File Under:rock
ballads di
Silvio Vinci (25/05/2012)
John
Mayer è un ragazzo che riempie gli stadi, va in televisione, piazzando al
numero uno delle classifiche di vendita i suoi dischi, suona con session men del
calibro di Pino Palladino e Steve Jordan, una delle migliori sezioni ritmiche
in circolazione, è innegabilmente dotato di fascino e talento, scrive e compone
straordinari pezzi coniugando il sacro verbo del blues e del soul con il rock
apparentemente di facile presa, ma mai stucchevole o banale. Talento , punto e
basta. Non è giusto incensare artisti che per due o tre brani pur di ottima fattura
ci fanno ingoiare interi album noiosi e facilmente accantonabili, e snobbare uno
come John Mayer che ha pubblicato ottimi lavori, magari anche commerciali , ma
spesso godibilissimi. Per chi non avesse grande familiarità con la sua discografia,
ricordo in sintesi che ha alle spalle cinque lavori come John Mayer ed uno come
John Mayer Trio. Try (2007) e Continuum (2005) sono stati i dischi
della consacrazione, Battle Studies del 2009 l'ultimo lavoro in studio,
e giusto per darvi un'idea del successo del nostro amico, questo signore ha collezionato
tutti i premi possibili per un artista rock: miglior disco rock, miglior voce
maschile, miglior assolo, #1 in classifica negli USA...(su Wikipedia c'è il suo
palmares aggiornato ad oggi, ndr).
E' chiaro che ho notevole stima
di questo 36enne della provincia americana, artista a tutto tondo, grande voce,
ottimo chitarrista di matrice blues rock, sopratutto a mio parere valido songwriter.
John Mayer è uno dei più importanti artisti americani del nuovo millennio e la
sua carriera ne è la testimonianza. Esce in questo pigro mese di maggio Born
and Raised e si capisce dal primo ascolto che, messe da parte le preoccupazioni
per il denaro, che certamente non sarà un suo problema per il futuro, la mano
scorre leggera, ma consapevole, sulla sei corde della chitarra, per darci una
serie di meravigliose ballate, dall'incredibile profumo di deserto, praterie,
Gran Canyon e Delta del Mississippi. Queen of California
apre con il caratteristico tocco, ballata bluesy, affascinante. The
Age Of Worry sembra uscire dai polverosi archivi di The Band, melodiosa,
southern rock.
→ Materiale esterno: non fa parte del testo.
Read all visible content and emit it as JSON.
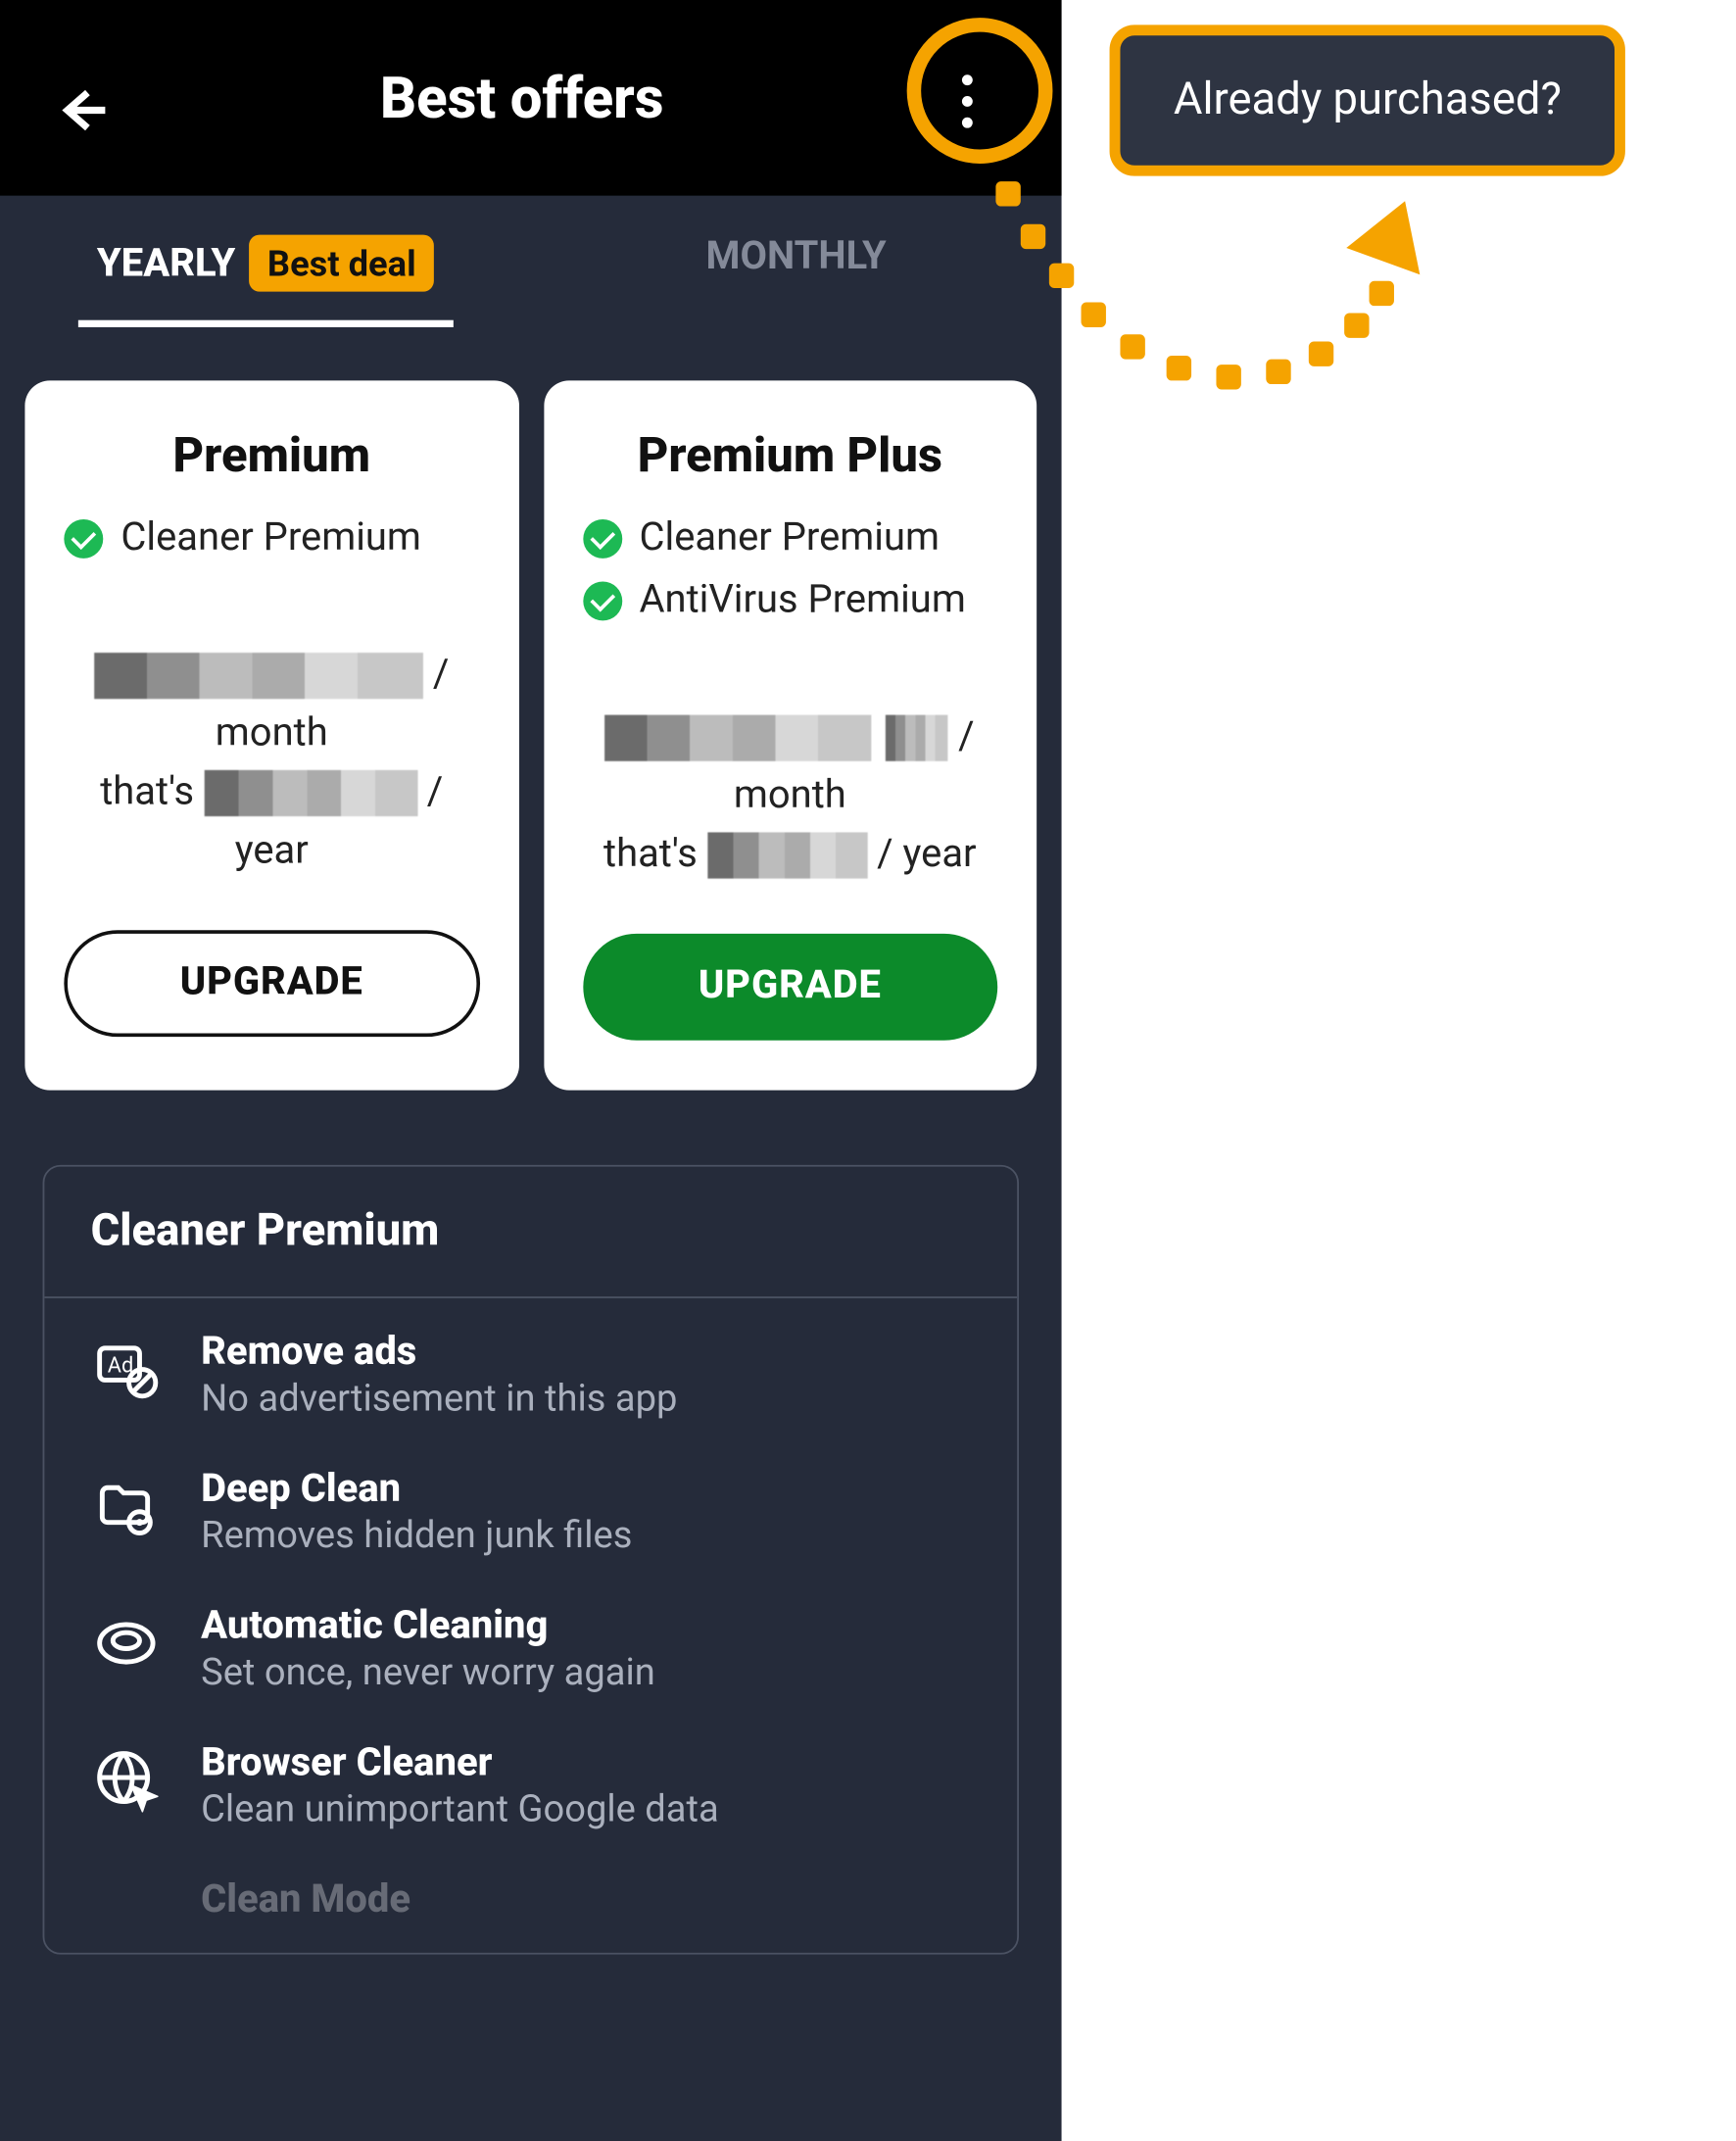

Shadow Day è l'hit single,
piacevole e orecchiabile, ottima produzione (insieme a Don Was, ndd)
e certosino lavoro di studio alle spalle, l'avrebbero voluta scrivere centinaia
di rockers perdenti dell'ultima ora.
Il disco fila liscio che è un piacere,
è una straordinaria sequela di ballate, suonate e cantate a briglia sciolta (tra
i musicisti Chuck Leavell e Greg Leisz, oltre ai camei vocali di Graham Nash
e David Crosby, ndd), con misurati innesti di organo Hammond, slide,
e qualche coro femminile ad accarezzare la cima di brani quali
Born and Raised, a mio avviso il pezzo più bello del disco (mi ricorda
tantissimo gli ultimi lavori di Black Crowes o The Band Of Heathens). Delizioso
anche If I Ever Get Around to Living e poi
Whiskey Whiskey Whiskey che tradisce l'amore per Neil Young periodo Harvest. Chiude il disco un'altra
ballad intensa, A Face to Call Home, pochi
accordi facili facili, ma gran bella melodia, e sopratutto ottima voce. Dischi
come questo, delizioso connubio di rock, country, blues e ballad, anche di facile
ascolto, ma suonato come si deve, dio ce ne mandi uno al mese, e sarei felice.
Per chi avesse di John Mayer l'idea del belloccio che scrive pop per adolescenti,
questa è l'occasione giusta per cambiare opinione.